The regression runs just fine in Stata, but R gives me error message: "Insufficient number of time periods".
Why? (I have also tried changing the order for index, with "Year", "isin".
When I include companies that are listed for 10 years or more, the regression runs fine.
BUT, using this same data on R and Stata (where companies under 10 years are removed), the results are completely different.
This is what I do in Stata:
encode isin, gen(ID)
format year %ty
xtset ID year
asreg y x1 x2 x3 x4 , fmb newey(1)
Is there another way to run Fama Macbeth in R? Why does the result differ from Stata?
How do I implement the Stata procedure into R?
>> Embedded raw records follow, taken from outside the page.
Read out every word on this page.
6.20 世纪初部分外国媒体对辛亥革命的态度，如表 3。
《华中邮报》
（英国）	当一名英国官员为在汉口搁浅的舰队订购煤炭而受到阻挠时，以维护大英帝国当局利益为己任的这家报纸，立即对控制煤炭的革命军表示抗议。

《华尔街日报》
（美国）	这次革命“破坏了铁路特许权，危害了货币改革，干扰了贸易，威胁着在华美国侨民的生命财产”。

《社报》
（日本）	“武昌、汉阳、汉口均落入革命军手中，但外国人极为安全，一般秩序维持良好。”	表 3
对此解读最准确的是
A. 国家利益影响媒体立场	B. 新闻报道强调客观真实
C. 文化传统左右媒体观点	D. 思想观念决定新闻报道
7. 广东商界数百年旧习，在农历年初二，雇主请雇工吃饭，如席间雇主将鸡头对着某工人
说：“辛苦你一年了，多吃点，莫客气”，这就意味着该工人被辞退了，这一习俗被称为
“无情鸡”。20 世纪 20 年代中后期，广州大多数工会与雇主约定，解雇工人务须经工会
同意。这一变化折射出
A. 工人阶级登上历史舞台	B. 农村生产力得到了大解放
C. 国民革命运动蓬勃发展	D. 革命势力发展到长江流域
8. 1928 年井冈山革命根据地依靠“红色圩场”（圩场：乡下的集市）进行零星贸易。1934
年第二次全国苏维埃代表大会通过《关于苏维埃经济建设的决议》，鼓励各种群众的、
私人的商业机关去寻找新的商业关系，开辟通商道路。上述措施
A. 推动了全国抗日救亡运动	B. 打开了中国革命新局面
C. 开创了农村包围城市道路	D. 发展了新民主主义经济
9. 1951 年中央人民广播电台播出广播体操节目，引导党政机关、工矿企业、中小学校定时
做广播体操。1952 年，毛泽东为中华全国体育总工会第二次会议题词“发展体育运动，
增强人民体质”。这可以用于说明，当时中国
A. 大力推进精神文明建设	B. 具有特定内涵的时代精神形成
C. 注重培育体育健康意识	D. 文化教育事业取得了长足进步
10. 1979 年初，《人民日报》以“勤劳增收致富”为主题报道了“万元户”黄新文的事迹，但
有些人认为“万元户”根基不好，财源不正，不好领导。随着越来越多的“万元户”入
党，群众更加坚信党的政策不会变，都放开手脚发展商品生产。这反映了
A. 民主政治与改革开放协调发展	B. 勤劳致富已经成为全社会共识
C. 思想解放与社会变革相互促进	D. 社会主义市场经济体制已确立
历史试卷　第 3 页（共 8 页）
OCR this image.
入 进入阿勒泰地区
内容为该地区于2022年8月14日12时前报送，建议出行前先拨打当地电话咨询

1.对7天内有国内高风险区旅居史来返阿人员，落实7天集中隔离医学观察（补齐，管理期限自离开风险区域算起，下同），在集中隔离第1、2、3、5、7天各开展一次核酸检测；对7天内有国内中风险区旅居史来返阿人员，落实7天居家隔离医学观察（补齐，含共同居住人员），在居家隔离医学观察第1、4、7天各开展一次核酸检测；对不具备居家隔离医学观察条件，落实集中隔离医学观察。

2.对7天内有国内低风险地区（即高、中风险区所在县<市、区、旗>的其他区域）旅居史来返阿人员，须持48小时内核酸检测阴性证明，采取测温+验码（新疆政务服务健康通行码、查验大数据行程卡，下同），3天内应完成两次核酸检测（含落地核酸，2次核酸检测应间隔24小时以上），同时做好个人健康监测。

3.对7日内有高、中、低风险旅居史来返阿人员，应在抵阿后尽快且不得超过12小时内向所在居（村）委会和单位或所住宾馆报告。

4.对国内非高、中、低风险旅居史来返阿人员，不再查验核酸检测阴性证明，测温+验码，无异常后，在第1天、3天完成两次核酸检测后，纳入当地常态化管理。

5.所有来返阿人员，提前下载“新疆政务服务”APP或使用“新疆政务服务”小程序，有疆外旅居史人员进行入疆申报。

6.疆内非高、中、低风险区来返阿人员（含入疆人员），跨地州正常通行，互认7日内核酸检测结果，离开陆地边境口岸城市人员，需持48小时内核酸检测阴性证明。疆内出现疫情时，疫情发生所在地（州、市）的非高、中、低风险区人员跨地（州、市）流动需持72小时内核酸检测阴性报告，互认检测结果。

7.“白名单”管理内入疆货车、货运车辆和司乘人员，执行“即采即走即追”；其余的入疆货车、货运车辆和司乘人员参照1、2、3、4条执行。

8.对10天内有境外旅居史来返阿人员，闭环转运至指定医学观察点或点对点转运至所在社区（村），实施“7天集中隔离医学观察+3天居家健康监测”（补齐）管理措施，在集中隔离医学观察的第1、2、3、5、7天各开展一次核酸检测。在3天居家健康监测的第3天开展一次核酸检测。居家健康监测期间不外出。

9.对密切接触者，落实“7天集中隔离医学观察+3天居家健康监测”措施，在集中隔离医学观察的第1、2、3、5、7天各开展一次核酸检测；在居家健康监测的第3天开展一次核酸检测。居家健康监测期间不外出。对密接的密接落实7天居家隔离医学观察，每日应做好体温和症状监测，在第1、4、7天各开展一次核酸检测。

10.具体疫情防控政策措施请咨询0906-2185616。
You mention trying switching the positions of "Year" and "isin" in the index argument with no success. I am not sure why because it is working for me. Here is my full code:
# Load packages ----
library(here)
library(plm)
library(readr)
# Import the data ----
dat <- read_csv(here("data/testdata.csv"))
# Run Fama Macbeth panel regression ----
fm_model <- pmg(formula = Y ~ x1 + x2 + x3 + x4,
data = dat,
index = c("Year","isin"))
fm_model
Model Formula: Y ~ x1 + x2 + x3 + x4
Coefficients:
(Intercept) x1 x2 x3 x4
0.829776 -0.013092 -0.044625 -0.187797 0.021546
summary(fm_model)
Mean Groups model
Call:
pmg(formula = Y ~ x1 + x2 + x3 + x4, data = dat, index = c("Year",
"isin"))
Unbalanced Panel: n = 30, T = 40-144, N = 3024
Residuals:
Min. 1st Qu. Median 3rd Qu. Max.
-3.09429009 -0.35156882 -0.07151865 0.21601332 21.52348689
Coefficients:
Estimate Std. Error z-value Pr(>|z|)
(Intercept) 0.829776 0.268053 3.0956 0.001964 **
x1 -0.013092 0.067968 -0.1926 0.847261
x2 -0.044625 0.016263 -2.7440 0.006070 **
x3 -0.187797 0.101419 -1.8517 0.064069 .
x4 0.021546 0.033033 0.6523 0.514224
---
Signif. codes: 0 ‘***’ 0.001 ‘**’ 0.01 ‘*’ 0.05 ‘.’ 0.1 ‘ ’ 1
Total Sum of Squares: 2840.8
Residual Sum of Squares: 2112.7
Multiple R-squared: 0.25632
Well, actually it worked for me now! I guess I have been playing around with so many datasets, that I lost track of which I had not tried Thanks a lot!